Blind cave prawn. (Sasson Tiran)

“No other ancient system is known which is so exclusively concentrated on a foodweb disconnected from the [earth’s] surface and sunlight,”  he said.

Along with local organizations such as Adam Teva V’Din and several international bodies, the Israel Nature and Parks Authority is opposing the plan. It wants the cave recognized as a nature reserve.

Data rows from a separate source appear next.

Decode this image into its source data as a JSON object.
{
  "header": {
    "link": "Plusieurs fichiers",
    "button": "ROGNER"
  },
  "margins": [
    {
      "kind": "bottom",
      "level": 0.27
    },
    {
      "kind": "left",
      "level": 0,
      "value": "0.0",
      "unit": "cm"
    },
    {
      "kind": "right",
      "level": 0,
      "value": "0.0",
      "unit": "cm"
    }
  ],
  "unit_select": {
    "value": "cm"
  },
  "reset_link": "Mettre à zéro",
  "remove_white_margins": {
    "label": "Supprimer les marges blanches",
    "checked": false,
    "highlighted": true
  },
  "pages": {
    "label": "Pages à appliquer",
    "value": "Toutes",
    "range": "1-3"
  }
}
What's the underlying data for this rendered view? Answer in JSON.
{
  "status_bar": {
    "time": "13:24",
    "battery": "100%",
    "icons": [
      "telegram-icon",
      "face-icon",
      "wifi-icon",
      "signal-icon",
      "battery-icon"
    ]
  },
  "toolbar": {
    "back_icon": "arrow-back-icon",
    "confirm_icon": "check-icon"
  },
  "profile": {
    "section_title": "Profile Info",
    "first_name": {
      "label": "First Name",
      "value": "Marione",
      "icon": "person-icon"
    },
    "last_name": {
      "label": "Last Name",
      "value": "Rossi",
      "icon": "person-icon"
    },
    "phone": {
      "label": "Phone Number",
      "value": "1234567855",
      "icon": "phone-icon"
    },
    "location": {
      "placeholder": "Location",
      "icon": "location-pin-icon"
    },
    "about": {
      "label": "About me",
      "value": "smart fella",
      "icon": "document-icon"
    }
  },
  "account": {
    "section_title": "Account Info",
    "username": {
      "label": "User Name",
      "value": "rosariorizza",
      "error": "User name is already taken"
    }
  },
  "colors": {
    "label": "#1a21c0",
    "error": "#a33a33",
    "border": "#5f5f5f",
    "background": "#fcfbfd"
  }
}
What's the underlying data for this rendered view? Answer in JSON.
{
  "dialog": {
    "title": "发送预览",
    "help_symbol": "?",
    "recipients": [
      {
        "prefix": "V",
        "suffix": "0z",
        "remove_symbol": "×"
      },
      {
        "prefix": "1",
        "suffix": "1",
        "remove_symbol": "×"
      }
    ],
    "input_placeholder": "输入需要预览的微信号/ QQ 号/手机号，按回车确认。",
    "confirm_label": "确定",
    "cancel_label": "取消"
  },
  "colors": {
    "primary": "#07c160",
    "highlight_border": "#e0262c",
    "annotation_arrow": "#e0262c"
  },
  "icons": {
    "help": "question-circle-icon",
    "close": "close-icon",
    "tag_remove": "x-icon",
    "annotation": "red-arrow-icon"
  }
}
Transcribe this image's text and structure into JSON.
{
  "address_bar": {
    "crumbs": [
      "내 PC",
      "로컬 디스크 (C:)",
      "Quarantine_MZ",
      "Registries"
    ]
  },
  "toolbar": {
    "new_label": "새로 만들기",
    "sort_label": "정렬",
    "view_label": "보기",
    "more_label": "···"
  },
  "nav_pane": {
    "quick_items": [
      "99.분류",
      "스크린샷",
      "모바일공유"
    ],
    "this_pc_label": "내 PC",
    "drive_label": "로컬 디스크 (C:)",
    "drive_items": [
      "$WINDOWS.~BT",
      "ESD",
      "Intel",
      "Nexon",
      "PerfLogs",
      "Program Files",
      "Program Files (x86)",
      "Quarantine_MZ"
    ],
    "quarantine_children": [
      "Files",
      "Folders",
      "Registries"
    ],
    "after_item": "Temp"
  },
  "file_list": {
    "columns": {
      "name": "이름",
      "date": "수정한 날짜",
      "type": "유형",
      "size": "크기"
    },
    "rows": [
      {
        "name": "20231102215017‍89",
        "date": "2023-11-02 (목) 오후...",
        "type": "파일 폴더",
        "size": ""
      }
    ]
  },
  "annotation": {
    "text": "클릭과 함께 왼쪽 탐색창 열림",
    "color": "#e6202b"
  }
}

“The Ayalon cave is a unique phenomenon on a global scale,” it said in a statement. “The cave was formed and continues to form due to specific conditions of groundwater. The entire ecosystem relies on primary sulfur-assisted production under oxygen-free conditions. Therefore, after a professional examination, the Nature and Parks Authority has decided to promote declaration of the cave as a nature reserve.”